Hollywood entdeckt den SailGP: Ryan Reynolds und Hugh Jackman werden zu Segel-Stars

„Action, Komödie und Herz“

Disney+ kündigt eine Dokumentarserie über das australische Flying-Roos-Team an. Nach einer Mitfahrt auf dem foilenden F50 ist Reynolds überzeugt: Mehr Menschen sollten diesen Sport kennenlernen. 
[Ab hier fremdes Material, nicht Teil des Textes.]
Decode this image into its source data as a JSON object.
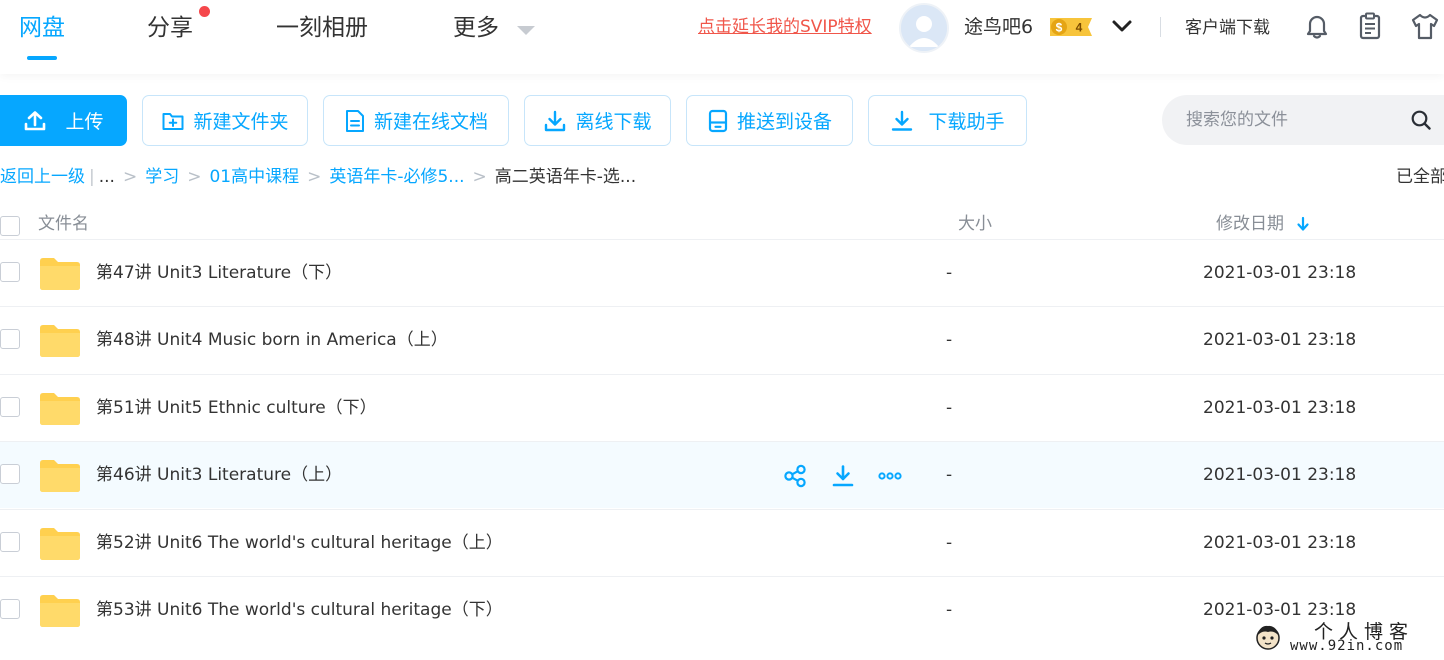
{
  "colors": {
    "accent": "#06a7ff",
    "alert": "#f0564a",
    "folder": "#ffd04f",
    "row_hover": "#f4fbff"
  },
  "nav": {
    "tabs": [
      "网盘",
      "分享",
      "一刻相册",
      "更多"
    ],
    "active_tab": "网盘",
    "share_has_notification": true,
    "svip_link": "点击延长我的SVIP特权",
    "username": "途鸟吧6",
    "vip_level": "4",
    "vip_symbol": "$",
    "client_download": "客户端下载",
    "icons": [
      "bell-icon",
      "clipboard-icon",
      "shirt-icon"
    ]
  },
  "toolbar": {
    "upload": "上传",
    "new_folder": "新建文件夹",
    "new_online_doc": "新建在线文档",
    "offline_download": "离线下载",
    "push_to_device": "推送到设备",
    "download_helper": "下载助手"
  },
  "search": {
    "placeholder": "搜索您的文件",
    "value": ""
  },
  "breadcrumb": {
    "back": "返回上一级",
    "pipe": "|",
    "ellipsis": "...",
    "separator": ">",
    "items": [
      "学习",
      "01高中课程",
      "英语年卡-必修5..."
    ],
    "current": "高二英语年卡-选...",
    "loaded_status": "已全部"
  },
  "table": {
    "columns": {
      "name": "文件名",
      "size": "大小",
      "modified": "修改日期"
    },
    "sort": "modified-desc",
    "rows": [
      {
        "name": "第47讲 Unit3 Literature（下）",
        "size": "-",
        "date": "2021-03-01 23:18"
      },
      {
        "name": "第48讲 Unit4 Music born in America（上）",
        "size": "-",
        "date": "2021-03-01 23:18"
      },
      {
        "name": "第51讲 Unit5 Ethnic culture（下）",
        "size": "-",
        "date": "2021-03-01 23:18"
      },
      {
        "name": "第46讲 Unit3 Literature（上）",
        "size": "-",
        "date": "2021-03-01 23:18"
      },
      {
        "name": "第52讲 Unit6 The world's cultural heritage（上）",
        "size": "-",
        "date": "2021-03-01 23:18"
      },
      {
        "name": "第53讲 Unit6 The world's cultural heritage（下）",
        "size": "-",
        "date": "2021-03-01 23:18"
      }
    ],
    "hovered_row": 3,
    "row_action_icons": [
      "share-icon",
      "download-icon",
      "more-icon"
    ]
  },
  "watermark": {
    "title": "个人博客",
    "url": "www.92in.com"
  }
}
Nach seinem ersten Ritt auf einem F50-Katamaran scheint der Hollywood-Star Ryan Reynolds vom SailGP-Virus infiziert zu sein. Nun kündigt Disney+ eine neue Dokumentarserie über die Rennserie an, in der Reynolds, Hugh Jackman und das australische Team BONDS Flying Roos die Hauptrollen spielen.

Reynolds ist längst bekannt dafür, sportliche Projekte medienwirksam in Szene zu setzen. Mit dem Fußballklub Wrexham AFC und seinem Engagement in der Formel 1 beim Alpine-Team hat er bereits bewiesen, wie sich Sport und Unterhaltung erfolgreich verbinden lassen. Nun soll SailGP von diesem Effekt profitieren.

Auslöser für die neue Zusammenarbeit dürfte auch Reynolds‘ eigener Eindruck vom Segelsport gewesen sein. Bei einem sogenannten „Sixth Sailor Experience“ durfte er mit dem australischen Team auf dem 50 Fuß langen Highspeed-Katamaran mitsegeln. Unter Anleitung von Olympiasieger und SailGP-Star Tom Slingsby erlebte der Schauspieler Geschwindigkeiten von mehr als 45 Knoten.

Ryan Reynolds SailGP
Ryan Reynolds bei seinem Team an Bord. © Ricardo Pinto for SailGP

„Das war unglaublich, eine der verrücktesten Erfahrungen meines gesamten Lebens“, sagte Reynolds anschließend. Wenige Tage später folgte die Ankündigung einer bislang namenlosen Disney+-Dokuserie.

Die Produktion begleitet die australischen BONDS Flying Roos und ihre prominenten Miteigentümer Hugh Jackman und Ryan Reynolds während einer SailGP-Saison. „Das ist unsere erste Zusammenarbeit seit Deadpool & Wolverine“, erklärte Reynolds. „Und wir erwarten erneut Action, Komödie und Herz – diesmal allerdings mit deutlich mehr Wasser.“

SailGP versucht seit Jahren, den Segelsport für ein breiteres Publikum attraktiv zu machen. Die spektakulären F50-Katamarane erreichen Geschwindigkeiten von weit über 50 Knoten und liefern Bilder, die eher an die Formel 1 auf dem Wasser erinnern als an klassische Regatten.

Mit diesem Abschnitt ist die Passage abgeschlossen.